A hands-on principal at St Teresa’s primary school, Suzi is also a successful author and one of the dynamic writing team that includes Jackie Andrews and Jude Callaghan. Together, they wrote the highly successful No Nonsense Number and the Number Counts series. Today, though, the topic of conversation is their new series, At Home with Maths.

This series comprising write-on, take-home books for students would seem to be a departure from their usual photocopiable teacher resources. “No,” says Suzi, “no really – it supports what we normally write.”

Based on the New Zealand curriculum, At Home with Maths is designed to reinforce maths concepts; following through the stages taught at school and providing practice at the correct levels. “It aligns with everything they do in class,” says Suzi.

“And children want to do them.”

Really?

“Yes children often ask for things to do at home. They say, ‘oh these are fun’ and I say, ‘yes I know who wrote them,’” she says laughing.

Suzi believes fun is the extra magic that makes the team’s books so successful. The authors have fun writing them and this flows through to teachers, and most importantly, to the children.
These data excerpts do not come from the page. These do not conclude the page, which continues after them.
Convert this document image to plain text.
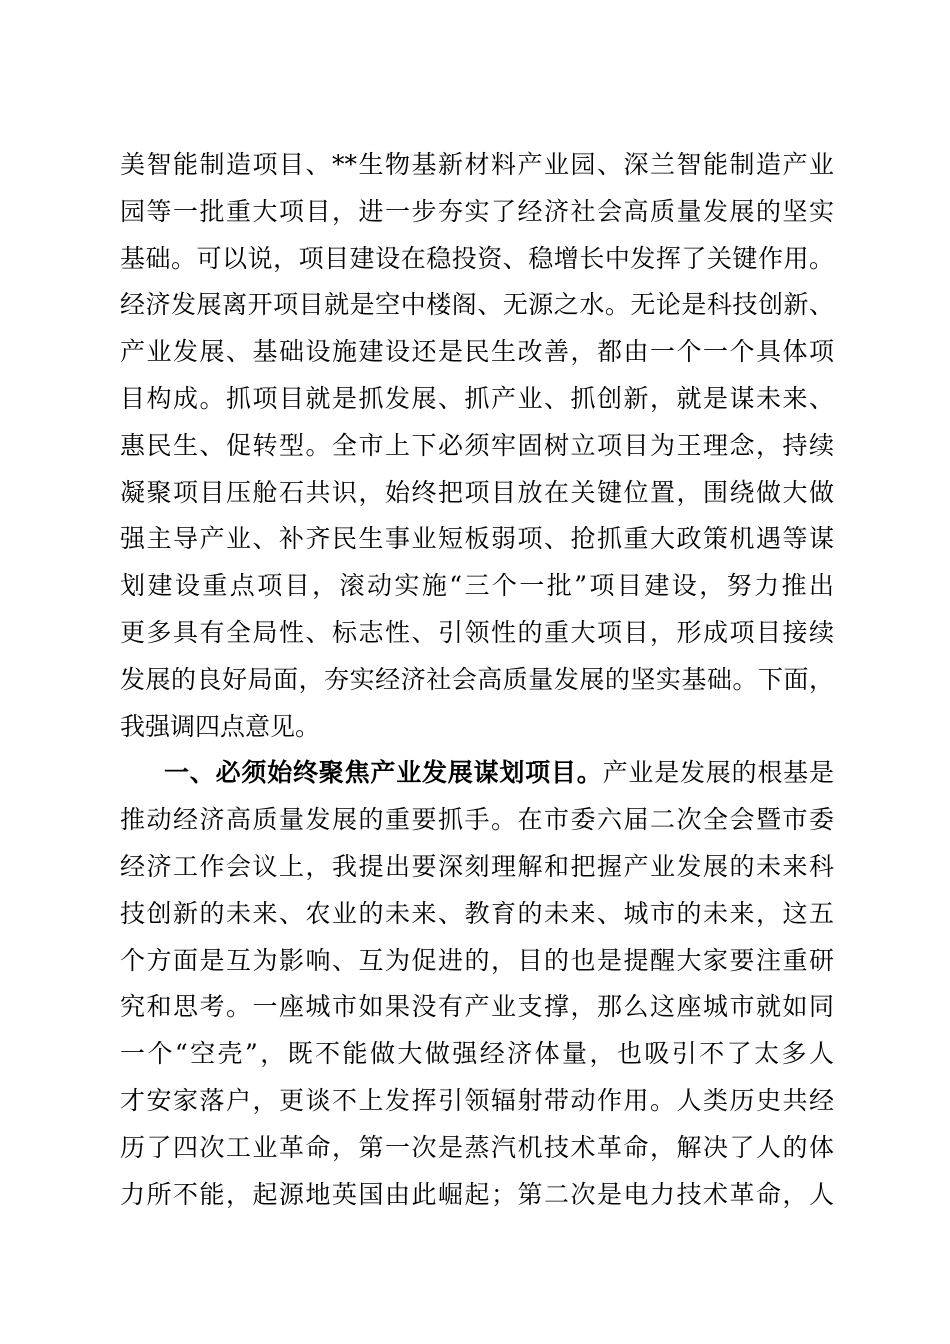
美智能制造项目、**生物基新材料产业园、深兰智能制造产业
园等一批重大项目，进一步夯实了经济社会高质量发展的坚实
基础。可以说，项目建设在稳投资、稳增长中发挥了关键作用。
经济发展离开项目就是空中楼阁、无源之水。无论是科技创新、
产业发展、基础设施建设还是民生改善，都由一个一个具体项
目构成。抓项目就是抓发展、抓产业、抓创新，就是谋未来、
惠民生、促转型。全市上下必须牢固树立项目为王理念，持续
凝聚项目压舱石共识，始终把项目放在关键位置，围绕做大做
强主导产业、补齐民生事业短板弱项、抢抓重大政策机遇等谋
划建设重点项目，滚动实施“三个一批”项目建设，努力推出
更多具有全局性、标志性、引领性的重大项目，形成项目接续
发展的良好局面，夯实经济社会高质量发展的坚实基础。下面，
我强调四点意见。
一、必须始终聚焦产业发展谋划项目。产业是发展的根基是
推动经济高质量发展的重要抓手。在市委六届二次全会暨市委
经济工作会议上，我提出要深刻理解和把握产业发展的未来科
技创新的未来、农业的未来、教育的未来、城市的未来，这五
个方面是互为影响、互为促进的，目的也是提醒大家要注重研
究和思考。一座城市如果没有产业支撑，那么这座城市就如同
一个“空壳”，既不能做大做强经济体量，也吸引不了太多人
才安家落户，更谈不上发挥引领辐射带动作用。人类历史共经
历了四次工业革命，第一次是蒸汽机技术革命，解决了人的体
力所不能，起源地英国由此崛起；第二次是电力技术革命，人
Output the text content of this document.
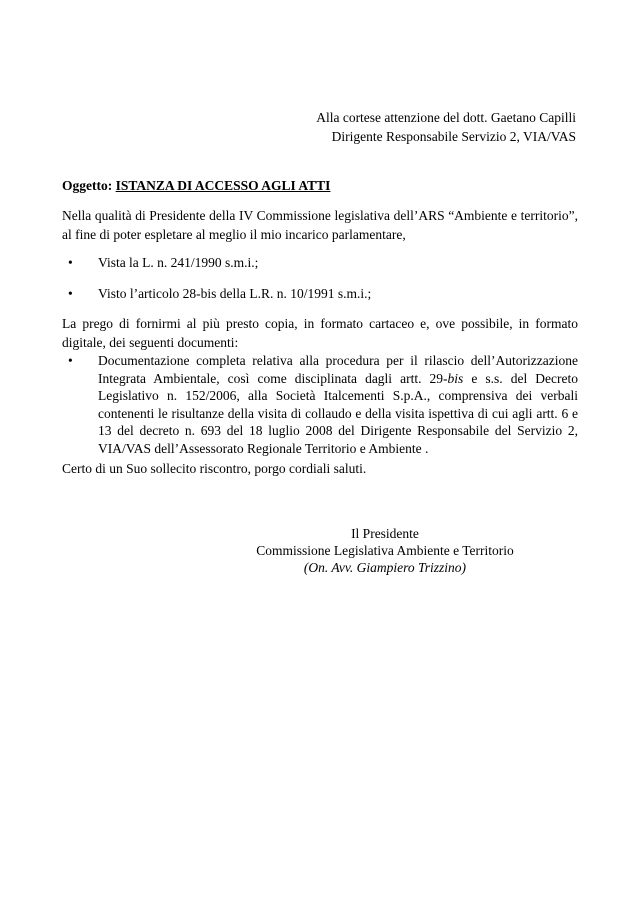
Alla cortese attenzione del dott. Gaetano Capilli
Dirigente Responsabile Servizio 2, VIA/VAS
Oggetto: ISTANZA DI ACCESSO AGLI ATTI
Nella qualità di Presidente della IV Commissione legislativa dell’ARS “Ambiente e territorio”, al fine di poter espletare al meglio il mio incarico parlamentare,
• Vista la L. n. 241/1990 s.m.i.;
• Visto l’articolo 28-bis della L.R. n. 10/1991 s.m.i.;
La prego di fornirmi al più presto copia, in formato cartaceo e, ove possibile, in formato digitale, dei seguenti documenti:
• Documentazione completa relativa alla procedura per il rilascio dell’Autorizzazione Integrata Ambientale, così come disciplinata dagli artt. 29-bis e s.s. del Decreto Legislativo n. 152/2006, alla Società Italcementi S.p.A., comprensiva dei verbali contenenti le risultanze della visita di collaudo e della visita ispettiva di cui agli artt. 6 e 13 del decreto n. 693 del 18 luglio 2008 del Dirigente Responsabile del Servizio 2, VIA/VAS dell’Assessorato Regionale Territorio e Ambiente .
Certo di un Suo sollecito riscontro, porgo cordiali saluti.
Il Presidente
Commissione Legislativa Ambiente e Territorio
(On. Avv. Giampiero Trizzino)
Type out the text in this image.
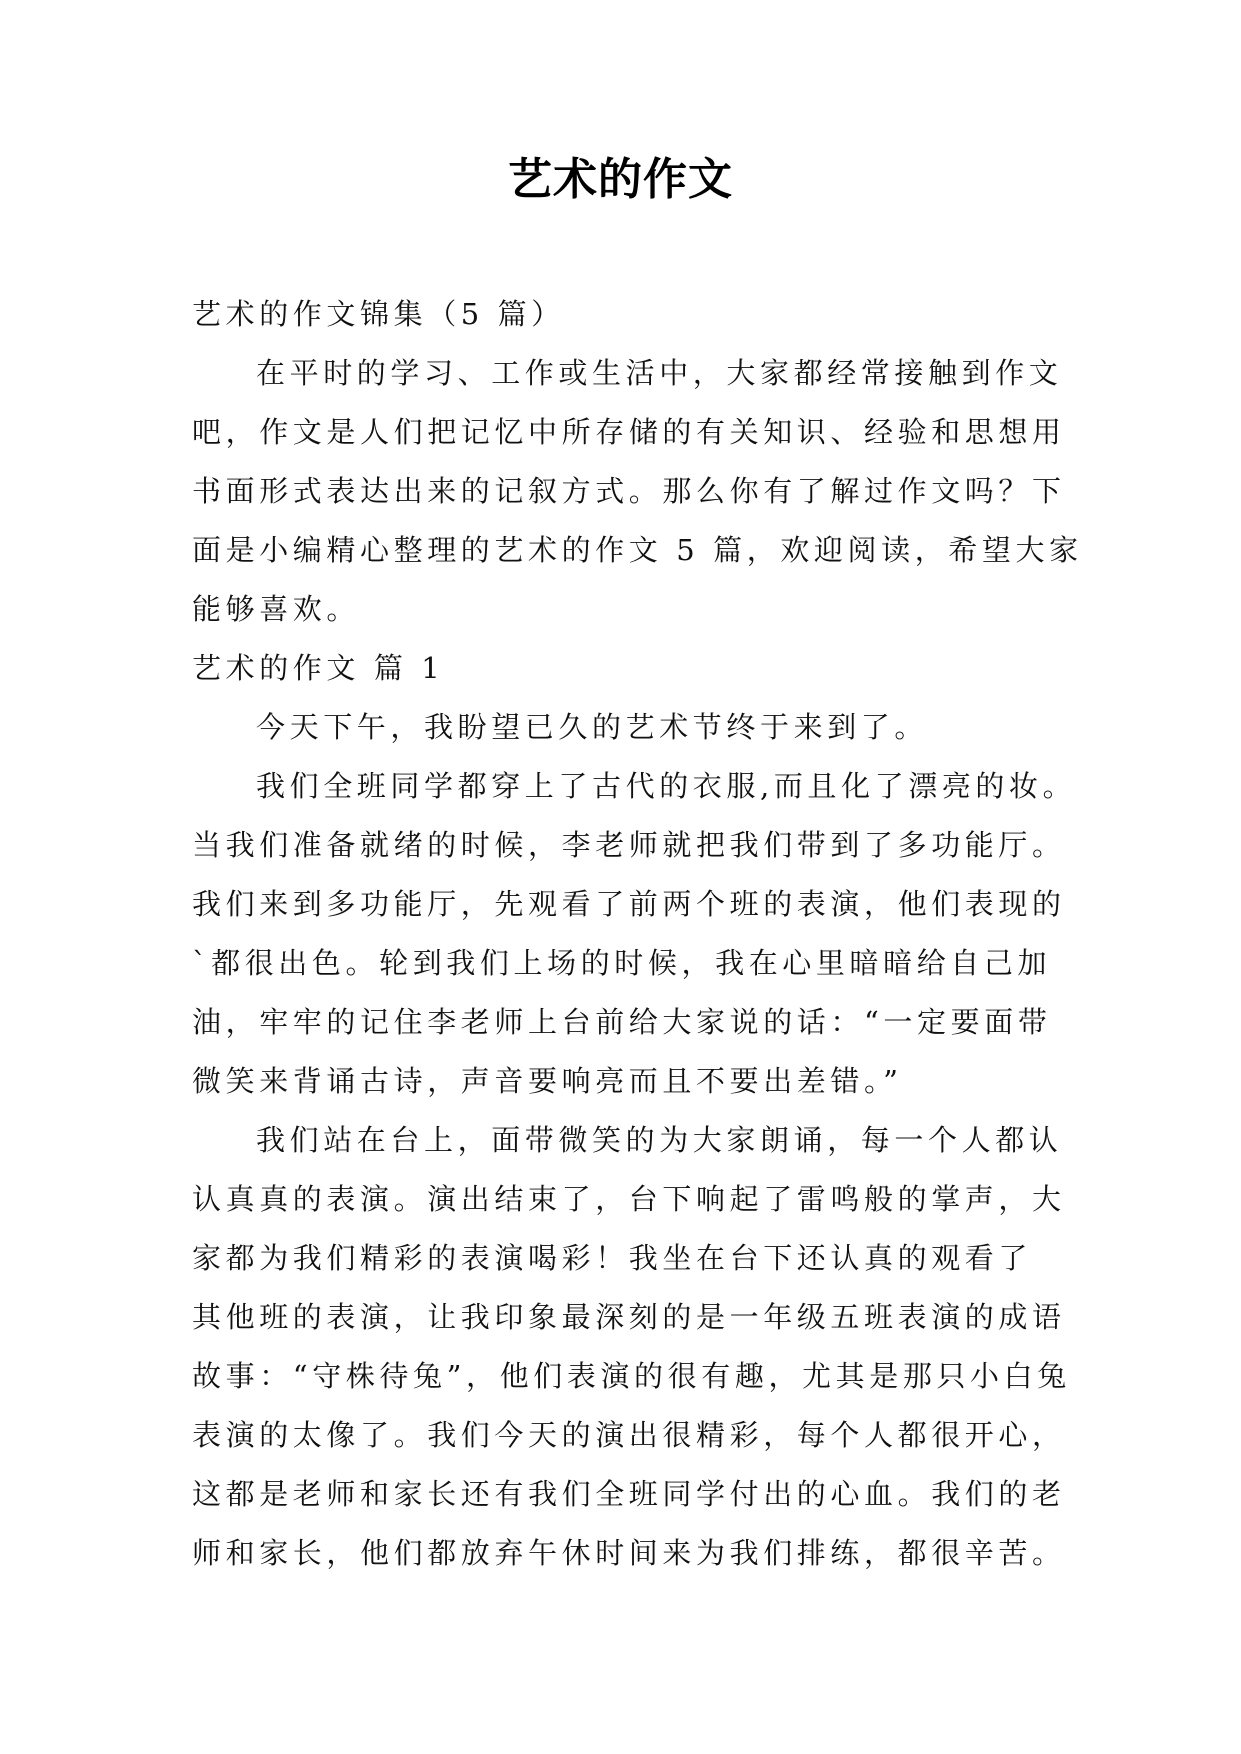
艺术的作文
艺术的作文锦集（5 篇）
在平时的学习、工作或生活中，大家都经常接触到作文
吧，作文是人们把记忆中所存储的有关知识、经验和思想用
书面形式表达出来的记叙方式。那么你有了解过作文吗？下
面是小编精心整理的艺术的作文 5 篇，欢迎阅读，希望大家
能够喜欢。
艺术的作文 篇 1
今天下午，我盼望已久的艺术节终于来到了。
我们全班同学都穿上了古代的衣服,而且化了漂亮的妆。
当我们准备就绪的时候，李老师就把我们带到了多功能厅。
我们来到多功能厅，先观看了前两个班的表演，他们表现的
`都很出色。轮到我们上场的时候，我在心里暗暗给自己加
油，牢牢的记住李老师上台前给大家说的话：“一定要面带
微笑来背诵古诗，声音要响亮而且不要出差错。”
我们站在台上，面带微笑的为大家朗诵，每一个人都认
认真真的表演。演出结束了，台下响起了雷鸣般的掌声，大
家都为我们精彩的表演喝彩！我坐在台下还认真的观看了
其他班的表演，让我印象最深刻的是一年级五班表演的成语
故事：“守株待兔”，他们表演的很有趣，尤其是那只小白兔
表演的太像了。我们今天的演出很精彩，每个人都很开心，
这都是老师和家长还有我们全班同学付出的心血。我们的老
师和家长，他们都放弃午休时间来为我们排练，都很辛苦。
But this At Home with Maths series also supports parents.

“Parents will say ‘how do we support our children at home?’ This gives them the tools to help their children, appropriately,” says Suzi.

Well-meaning parents can inadvertently cause complications by self-teaching maths to their children, the way they were taught – long division, algorithms and such like. “Today it’s about developing thought processes, says Suzi. “We do teach those other things,” but not until much later; and in stages.”

But parents can be reassured – there are some things that haven’t changed. “Instant recall of times tables and basic facts is still important,” says Suzi.

These books are great practice for students during the holidays to prepare them for the coming school year.